Ocorre na prática que o STF acaba por não atuar a contento no seu papel de guardião da Constituição – e assim, dos princípios nela insertos, inclusive o federal –, não sendo concretamente uma Corte Constitucional, embora órgão constitucional, vez que instituído pela Constituição, que prevê sua competência, compartilhando de forma decisiva da formação política global do Estado44.

44LIMA, Francisco Gérson Marques de. Ob. cit. p. 56: “Luís Afonso Heck, recorrendo à doutrina alemã, aponta

ser preciso para a caracterização de órgão constitucional que: a) a sua instituição se dê por meio da própria Constituição; b) as suas competência estejam estabelecidas na Constituição; e c) compartilhe, em forma decisiva, da formação política global do Estado.”

O judiciário brasileiro é do tipo hierárquico, estruturando-se de forma piramidal, composto por profissionais de carreira, sendo fartos os recursos disponíveis às partes, inclusive para se alcançar a jurisdição do Supremo Tribunal Federal, o qual, ao invés de cumprir a função para a qual efetivamente se destina, termina por ser mais uma instância recursal. Baseado em profundo estudo teórico e pesquisa de campo, Gérson Marques afirma que “as ações sobre controle de constitucionalidade (em tese), os conflitos interorgânicos, as questões federativas, o disciplinamento dos poderes, são em escala infinitamente inferior”45.

O Supremo Tribunal brasileiro se desvia da inclinação de seus congêneres norte- americano, europeus e mesmo latino-americanos, cingindo-se basicamente em suas atividades diárias a atuar na solução de lides individuais, conseqüência direta do excesso de competência que lhe foi atribuído pelo atual regime constitucional.

Não fosse isso o bastante, a sua atuação nos últimos tempos vem a demonstrar o reiterado conteúdo meramente político de suas decisões, atuando na defesa dos interesses do governo federal, uma vez que seus membros são escolhidos pelo Presidente da República, oportunidade em que nos conflitos federativos fica patente que sua orientação é pelo fortalecimento dos poderes centrais. Lamentavelmente, tal estado de coisas se verifica mesmo sendo o Senado dotado do poder de desaprovar previamente a escolha presidencial, pois no exercício dessa faculdade ele vêm agindo verificando apenas a aptidão do candidato, e não sua docilidade ao Executivo federal.

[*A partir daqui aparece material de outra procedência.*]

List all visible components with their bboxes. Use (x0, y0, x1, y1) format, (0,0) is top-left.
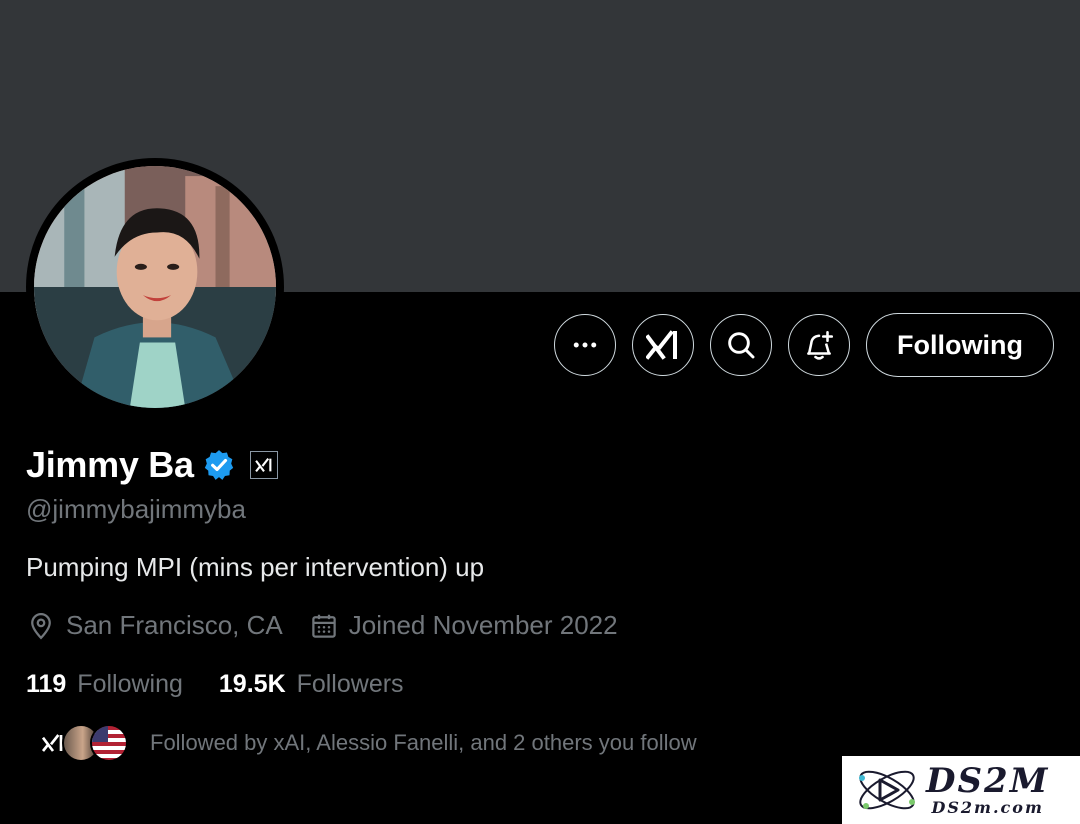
search-icon (728, 332, 755, 359)
atom-logo-icon (859, 770, 915, 810)
followers-stat-link[interactable]: 19.5K Followers (219, 670, 404, 699)
followers-count: 19.5K (218, 670, 286, 698)
verified-badge-icon[interactable] (202, 448, 236, 482)
followed-by-avatars (34, 724, 128, 762)
affiliation-badge[interactable] (249, 451, 278, 479)
followed-by-text: Followed by xAI, Alessio Fanelli, and 2 … (150, 730, 697, 755)
watermark-main: DS2M (926, 761, 1050, 801)
display-name: Jimmy Ba (26, 444, 194, 485)
location-item: San Francisco, CA (26, 610, 283, 641)
search-button[interactable] (710, 314, 773, 376)
joined-item: Joined November 2022 (309, 610, 618, 641)
xai-logo-icon (254, 457, 272, 473)
name-row: Jimmy Ba (26, 444, 278, 486)
user-handle: @jimmybajimmyba (26, 494, 246, 524)
follow-stats: 119 Following 19.5K Followers (26, 670, 440, 699)
grok-button[interactable] (632, 314, 695, 376)
calendar-icon (312, 614, 336, 638)
followed-by-row[interactable]: Followed by xAI, Alessio Fanelli, and 2 … (34, 724, 697, 762)
joined-text: Joined November 2022 (348, 610, 618, 640)
notify-button[interactable] (788, 314, 851, 376)
profile-actions: Following (554, 313, 1054, 377)
more-button[interactable] (554, 314, 617, 376)
location-text: San Francisco, CA (66, 610, 283, 640)
followed-by-avatar-flag (90, 724, 128, 762)
bell-plus-icon (807, 330, 834, 360)
site-watermark: DS2M DS2m.com (842, 756, 1080, 824)
following-stat-link[interactable]: 119 Following (26, 670, 183, 699)
following-button[interactable]: Following (866, 313, 1054, 377)
following-label: Following (77, 670, 183, 698)
following-count: 119 (26, 670, 67, 698)
location-pin-icon (31, 612, 51, 640)
xai-logo-icon (646, 330, 678, 360)
user-bio: Pumping MPI (mins per intervention) up (26, 552, 485, 582)
profile-meta: San Francisco, CA Joined November 2022 (26, 610, 644, 641)
watermark-sub: DS2m.com (931, 798, 1044, 817)
profile-avatar[interactable] (26, 158, 284, 416)
followers-label: Followers (296, 670, 404, 698)
more-dots-icon (573, 342, 597, 348)
watermark-text: DS2M DS2m.com (926, 763, 1049, 817)
avatar-photo (34, 166, 276, 408)
avatar-illustration (34, 166, 276, 408)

Essa falta de legitimidade decorrente da escolha pelo Presidente, que se repete na Suprema Corte dos Estados Unidos, da qual copiamos o modelo de escolha dos Ministros do Supremo, no entanto, não impediu aquela Corte de historicamente atuar em conformidade com seu papel, o que continua a fazer.

Saliente-se que as decisões de uma Corte Constitucional devem ser políticas, posto que referentes aos próprios fundamentos do Estado – ao que se lembra inexistir poder (isto é, função) estatal apolítico –, mas nunca meramente políticas, que são aquelas que o Judiciário não poderia conhecer, resolúveis por critérios de natureza não jurídica.

Peca, portanto, o Supremo Tribunal Federal em sua função do controle de constitucionalidade das leis e da solução dos conflitos interorgânicos e federativos por excesso de competências, bem como pela sua visceral aproximação ao Executivo federal, comprometendo, pois, o papel que lhe cabe desempenhar no federalismo brasileiro.